Small business owners are offering their employees the same state-of-the-art options for retirement savings as large businesses, says Vanguard.

The options are leading to higher participation rates for employees and higher savings rates, Vanguard said in a report released Tuesday. The report shows plan design and participant savings trends for small business 401(k) plans in the Vanguard Retirement Plan Access (VRPA) program.

Vanguard Retirement Plan Access includes retirement plans with up to $20 million in assets, which includes 4,500 plans and 200,000 participants, which compares to the 445 plans and 16,000 participants Vanguard served at the end of 2012.

“Mirroring one of the most positive innovations of the larger 401(k) market, one-sixth of VRPA plans have adopted automatic enrollment,” the report says.

Participation rates in plans with automatic enrollment are 50 percent higher than those in voluntary enrollment plans.
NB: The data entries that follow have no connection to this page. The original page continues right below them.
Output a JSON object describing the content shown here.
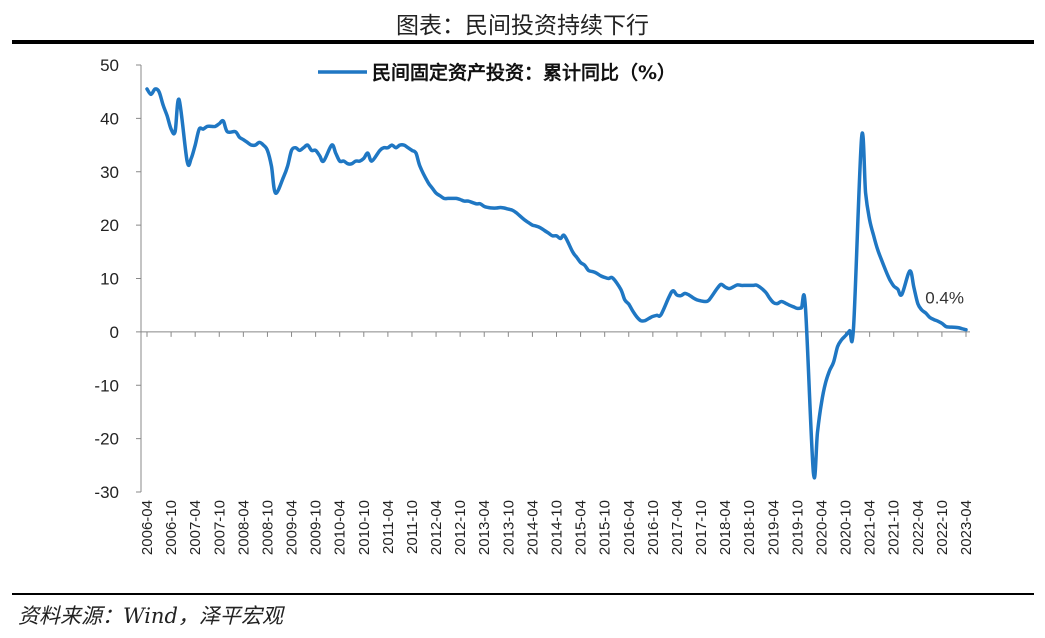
{
  "figure_title": "图表：民间投资持续下行",
  "source_note": "资料来源：Wind，泽平宏观",
  "chart_data": {
    "type": "line",
    "title": "",
    "xlabel": "",
    "ylabel": "",
    "ylim": [
      -30,
      50
    ],
    "yticks": [
      50,
      40,
      30,
      20,
      10,
      0,
      -10,
      -20,
      -30
    ],
    "x_tick_labels": [
      "2006-04",
      "2006-10",
      "2007-04",
      "2007-10",
      "2008-04",
      "2008-10",
      "2009-04",
      "2009-10",
      "2010-04",
      "2010-10",
      "2011-04",
      "2011-10",
      "2012-04",
      "2012-10",
      "2013-04",
      "2013-10",
      "2014-04",
      "2014-10",
      "2015-04",
      "2015-10",
      "2016-04",
      "2016-10",
      "2017-04",
      "2017-10",
      "2018-04",
      "2018-10",
      "2019-04",
      "2019-10",
      "2020-04",
      "2020-10",
      "2021-04",
      "2021-10",
      "2022-04",
      "2022-10",
      "2023-04"
    ],
    "grid": false,
    "legend_position": "top-center",
    "series": [
      {
        "name": "民间固定资产投资：累计同比（%）",
        "color": "#1F77C3",
        "points": [
          [
            "2006-04",
            45.5
          ],
          [
            "2006-05",
            44.5
          ],
          [
            "2006-06",
            45.5
          ],
          [
            "2006-07",
            45.0
          ],
          [
            "2006-08",
            42.5
          ],
          [
            "2006-09",
            40.5
          ],
          [
            "2006-10",
            38.0
          ],
          [
            "2006-11",
            37.5
          ],
          [
            "2006-12",
            43.5
          ],
          [
            "2007-02",
            32.0
          ],
          [
            "2007-03",
            32.5
          ],
          [
            "2007-04",
            35.0
          ],
          [
            "2007-05",
            38.0
          ],
          [
            "2007-06",
            38.0
          ],
          [
            "2007-07",
            38.5
          ],
          [
            "2007-08",
            38.5
          ],
          [
            "2007-09",
            38.5
          ],
          [
            "2007-10",
            39.0
          ],
          [
            "2007-11",
            39.5
          ],
          [
            "2007-12",
            37.5
          ],
          [
            "2008-02",
            37.5
          ],
          [
            "2008-03",
            36.5
          ],
          [
            "2008-04",
            36.0
          ],
          [
            "2008-05",
            35.5
          ],
          [
            "2008-06",
            35.0
          ],
          [
            "2008-07",
            35.0
          ],
          [
            "2008-08",
            35.5
          ],
          [
            "2008-09",
            35.0
          ],
          [
            "2008-10",
            34.0
          ],
          [
            "2008-11",
            31.0
          ],
          [
            "2008-12",
            26.0
          ],
          [
            "2009-02",
            29.0
          ],
          [
            "2009-03",
            31.0
          ],
          [
            "2009-04",
            34.0
          ],
          [
            "2009-05",
            34.5
          ],
          [
            "2009-06",
            34.0
          ],
          [
            "2009-07",
            34.5
          ],
          [
            "2009-08",
            35.0
          ],
          [
            "2009-09",
            34.0
          ],
          [
            "2009-10",
            34.0
          ],
          [
            "2009-11",
            33.0
          ],
          [
            "2009-12",
            32.0
          ],
          [
            "2010-02",
            35.0
          ],
          [
            "2010-03",
            33.5
          ],
          [
            "2010-04",
            32.0
          ],
          [
            "2010-05",
            32.0
          ],
          [
            "2010-06",
            31.5
          ],
          [
            "2010-07",
            31.5
          ],
          [
            "2010-08",
            32.0
          ],
          [
            "2010-09",
            32.0
          ],
          [
            "2010-10",
            32.5
          ],
          [
            "2010-11",
            33.5
          ],
          [
            "2010-12",
            32.0
          ],
          [
            "2011-02",
            34.0
          ],
          [
            "2011-03",
            34.5
          ],
          [
            "2011-04",
            34.5
          ],
          [
            "2011-05",
            35.0
          ],
          [
            "2011-06",
            34.5
          ],
          [
            "2011-07",
            35.0
          ],
          [
            "2011-08",
            35.0
          ],
          [
            "2011-09",
            34.5
          ],
          [
            "2011-10",
            34.0
          ],
          [
            "2011-11",
            33.5
          ],
          [
            "2011-12",
            31.0
          ],
          [
            "2012-02",
            28.0
          ],
          [
            "2012-03",
            27.0
          ],
          [
            "2012-04",
            26.0
          ],
          [
            "2012-05",
            25.5
          ],
          [
            "2012-06",
            25.0
          ],
          [
            "2012-07",
            25.0
          ],
          [
            "2012-08",
            25.0
          ],
          [
            "2012-09",
            25.0
          ],
          [
            "2012-10",
            24.8
          ],
          [
            "2012-11",
            24.5
          ],
          [
            "2012-12",
            24.5
          ],
          [
            "2013-02",
            24.0
          ],
          [
            "2013-03",
            24.0
          ],
          [
            "2013-04",
            23.5
          ],
          [
            "2013-05",
            23.3
          ],
          [
            "2013-06",
            23.2
          ],
          [
            "2013-07",
            23.2
          ],
          [
            "2013-08",
            23.3
          ],
          [
            "2013-09",
            23.2
          ],
          [
            "2013-10",
            23.0
          ],
          [
            "2013-11",
            22.8
          ],
          [
            "2013-12",
            22.3
          ],
          [
            "2014-02",
            21.0
          ],
          [
            "2014-03",
            20.5
          ],
          [
            "2014-04",
            20.0
          ],
          [
            "2014-05",
            19.8
          ],
          [
            "2014-06",
            19.5
          ],
          [
            "2014-07",
            19.0
          ],
          [
            "2014-08",
            18.5
          ],
          [
            "2014-09",
            18.0
          ],
          [
            "2014-10",
            18.0
          ],
          [
            "2014-11",
            17.5
          ],
          [
            "2014-12",
            18.0
          ],
          [
            "2015-02",
            15.0
          ],
          [
            "2015-03",
            14.0
          ],
          [
            "2015-04",
            13.0
          ],
          [
            "2015-05",
            12.5
          ],
          [
            "2015-06",
            11.5
          ],
          [
            "2015-07",
            11.3
          ],
          [
            "2015-08",
            11.0
          ],
          [
            "2015-09",
            10.5
          ],
          [
            "2015-10",
            10.2
          ],
          [
            "2015-11",
            10.0
          ],
          [
            "2015-12",
            10.1
          ],
          [
            "2016-02",
            8.0
          ],
          [
            "2016-03",
            6.0
          ],
          [
            "2016-04",
            5.2
          ],
          [
            "2016-05",
            3.9
          ],
          [
            "2016-06",
            2.8
          ],
          [
            "2016-07",
            2.1
          ],
          [
            "2016-08",
            2.1
          ],
          [
            "2016-09",
            2.5
          ],
          [
            "2016-10",
            2.9
          ],
          [
            "2016-11",
            3.1
          ],
          [
            "2016-12",
            3.2
          ],
          [
            "2017-02",
            6.5
          ],
          [
            "2017-03",
            7.7
          ],
          [
            "2017-04",
            6.9
          ],
          [
            "2017-05",
            6.8
          ],
          [
            "2017-06",
            7.2
          ],
          [
            "2017-07",
            6.9
          ],
          [
            "2017-08",
            6.4
          ],
          [
            "2017-09",
            6.0
          ],
          [
            "2017-10",
            5.8
          ],
          [
            "2017-11",
            5.7
          ],
          [
            "2017-12",
            6.0
          ],
          [
            "2018-02",
            8.1
          ],
          [
            "2018-03",
            8.9
          ],
          [
            "2018-04",
            8.4
          ],
          [
            "2018-05",
            8.1
          ],
          [
            "2018-06",
            8.4
          ],
          [
            "2018-07",
            8.8
          ],
          [
            "2018-08",
            8.7
          ],
          [
            "2018-09",
            8.7
          ],
          [
            "2018-10",
            8.7
          ],
          [
            "2018-11",
            8.7
          ],
          [
            "2018-12",
            8.7
          ],
          [
            "2019-02",
            7.5
          ],
          [
            "2019-03",
            6.4
          ],
          [
            "2019-04",
            5.5
          ],
          [
            "2019-05",
            5.3
          ],
          [
            "2019-06",
            5.7
          ],
          [
            "2019-07",
            5.4
          ],
          [
            "2019-08",
            5.0
          ],
          [
            "2019-09",
            4.7
          ],
          [
            "2019-10",
            4.4
          ],
          [
            "2019-11",
            4.5
          ],
          [
            "2019-12",
            4.7
          ],
          [
            "2020-02",
            -26.4
          ],
          [
            "2020-03",
            -18.8
          ],
          [
            "2020-04",
            -13.3
          ],
          [
            "2020-05",
            -9.6
          ],
          [
            "2020-06",
            -7.3
          ],
          [
            "2020-07",
            -5.7
          ],
          [
            "2020-08",
            -2.8
          ],
          [
            "2020-09",
            -1.5
          ],
          [
            "2020-10",
            -0.7
          ],
          [
            "2020-11",
            0.2
          ],
          [
            "2020-12",
            1.0
          ],
          [
            "2021-02",
            36.4
          ],
          [
            "2021-03",
            26.0
          ],
          [
            "2021-04",
            21.0
          ],
          [
            "2021-05",
            18.0
          ],
          [
            "2021-06",
            15.4
          ],
          [
            "2021-07",
            13.4
          ],
          [
            "2021-08",
            11.5
          ],
          [
            "2021-09",
            9.8
          ],
          [
            "2021-10",
            8.6
          ],
          [
            "2021-11",
            8.0
          ],
          [
            "2021-12",
            7.0
          ],
          [
            "2022-02",
            11.4
          ],
          [
            "2022-03",
            8.4
          ],
          [
            "2022-04",
            5.3
          ],
          [
            "2022-05",
            4.1
          ],
          [
            "2022-06",
            3.5
          ],
          [
            "2022-07",
            2.7
          ],
          [
            "2022-08",
            2.3
          ],
          [
            "2022-09",
            2.0
          ],
          [
            "2022-10",
            1.6
          ],
          [
            "2022-11",
            1.0
          ],
          [
            "2022-12",
            0.9
          ],
          [
            "2023-02",
            0.8
          ],
          [
            "2023-03",
            0.6
          ],
          [
            "2023-04",
            0.4
          ]
        ]
      }
    ],
    "annotations": [
      {
        "text": "0.4%",
        "x": "2023-04",
        "y": 0.4
      }
    ]
  }
}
One third of the plans that have automatic enrollment also have automatic annual escalation of savings.

“As of year-end 2015, participant savings metrics remained steady and encouraging, with average deferral and median deferral rates reported at 6.7 percent and 5 percent,” says Vanguard.

Twelve percent of small plan participants saved the maximum amount of $18,000, a slight increase from the previous year, and one in five participants saved 10 percent of their salary.

“In 2015, three-quarters of VRPA sponsors offered an employer contribution,"  says Jean Young, author of the report and senior researcher in Vanguard Center for Retirement Research. "Notably, this is resulting in an average total contribution rate of 9 percent, a figure that is nearly on par with their larger-plan counterparts.”

Small plan sponsors are also increasingly utilizing default investments. Nearly all Vanguard small business plans have designated a default fund and 96 percent have selected a target-date default. As of the end of 2015, 75 percent of participants used a target-date fund when offered.